If you view a cert, windows goes out and downloads the root and puts it in the third-party trusted root certificate authorities store.
If you select a cert in IIS binding, windows goes out and downloads the root and puts it in the third-party trusted root certificate authorities store. It also downloads the intermediate certificates and places them in the intermediate certificate authorities store. (Assuming the cert has a proper AIA configured and accessible.) Thus, IIS will work and serve the intermediate certs even if you didn't explicitly install them into the intermediate cert store. I'm sure this was done to make things simple on admins.
I disabled the gateway and dns so that the windows box could not get out to the internet. Windows did not download the chain when viewing the cert by double clicking and IIS only served the one certificate. IIS did not download the intermediate certs. (It couldn't.)
You can view the certificates IIS serves with openssl:
openssl s_client -showcerts -connect www.domainname.com:443
Of note, it appears as though the windows crypto APIs cache previous root certs. I viewed a cert while the server had internet access. Windows downloaded the root cert and put it in the third-party trusted root certificate authorities store. I removed the root cert from the third party store, disabled internet connectivity and viewed the same leaf cert again. Without an internet it placed the root cert in the third-party trusted root certificate authorities store again.
While disconnected, I manually installed intermediate certs in intermediate store. IIS did not server them until I touched the bindings of the site in IIS. You need to edit the binding in IIS and just hit ok for the new chain to be served. Just adding intermediate certs into the store will not do it.
It looks like IIS creates the cert chain when the binding is configured and then stores it somewhere for future access. Likely so that path resolution doesn't have to occur over and over. IIS just has to do it once on binding configuration. Restarting IIS/the website had no effect. The binding needed to be modified/re-applied. Restarting the server seems to have updated the certificates served by IIS. IIS's cert chain storage must not be persistent.

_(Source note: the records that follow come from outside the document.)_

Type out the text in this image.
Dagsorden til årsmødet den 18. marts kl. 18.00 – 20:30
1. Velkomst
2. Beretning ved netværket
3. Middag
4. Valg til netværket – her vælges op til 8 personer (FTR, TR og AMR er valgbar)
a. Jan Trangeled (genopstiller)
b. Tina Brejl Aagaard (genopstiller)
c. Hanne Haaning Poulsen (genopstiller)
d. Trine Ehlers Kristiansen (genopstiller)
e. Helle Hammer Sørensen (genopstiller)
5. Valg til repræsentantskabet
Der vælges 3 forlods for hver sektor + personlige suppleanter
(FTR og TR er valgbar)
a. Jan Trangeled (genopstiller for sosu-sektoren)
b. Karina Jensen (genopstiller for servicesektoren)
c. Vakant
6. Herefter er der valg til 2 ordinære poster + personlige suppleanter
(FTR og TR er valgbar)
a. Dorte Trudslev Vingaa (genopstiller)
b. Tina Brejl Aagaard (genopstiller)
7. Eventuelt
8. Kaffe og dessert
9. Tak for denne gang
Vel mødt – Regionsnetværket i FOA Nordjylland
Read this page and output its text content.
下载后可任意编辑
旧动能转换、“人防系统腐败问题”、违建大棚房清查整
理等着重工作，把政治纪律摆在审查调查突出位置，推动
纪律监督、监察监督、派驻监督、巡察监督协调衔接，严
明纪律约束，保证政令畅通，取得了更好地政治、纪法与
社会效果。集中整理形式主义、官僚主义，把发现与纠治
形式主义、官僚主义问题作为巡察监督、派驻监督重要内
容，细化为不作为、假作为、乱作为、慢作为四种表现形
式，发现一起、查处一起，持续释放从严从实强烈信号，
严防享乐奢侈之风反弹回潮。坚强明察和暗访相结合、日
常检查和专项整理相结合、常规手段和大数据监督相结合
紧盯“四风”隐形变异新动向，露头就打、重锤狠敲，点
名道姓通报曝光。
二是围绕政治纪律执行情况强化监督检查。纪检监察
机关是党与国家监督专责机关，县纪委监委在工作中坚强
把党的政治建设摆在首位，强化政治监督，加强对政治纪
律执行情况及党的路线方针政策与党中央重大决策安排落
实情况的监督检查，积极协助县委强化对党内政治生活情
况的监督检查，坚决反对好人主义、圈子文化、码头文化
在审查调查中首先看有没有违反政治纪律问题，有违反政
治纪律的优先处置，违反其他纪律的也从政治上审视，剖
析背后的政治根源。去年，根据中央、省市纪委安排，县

I tried placing the intermediate cert in the personal store and IIS did not serve it. I tried placing the intermediate cert in the root store and IIS did server it. So technically intermediate certs could go in the root or intermediate store. I would not put them in the root though as that has other implications.
The big take aways here are:
- Windows/IIS will try to make things easy for you as an admin and download/configure cert chains for you
- IIS will only update the certificates it send to clients when you update the binding or restart the server
In the future I'd like to test out certs with multiple paths and discover how IIS/path resolution determines path priority. Will one store take precedence? Does it base it solely on whatever window's path selection algorithm is? How will auto downloading play in? I personally think the way IIS serves certificates could use an overhaul. It would be nice to be able to server multiple certificates from IIS. For example, depending on client handshake capabilities, serve either RSA or ECDSA hashed cert for authentication to root CA. Then we could easily transition to ECC certs.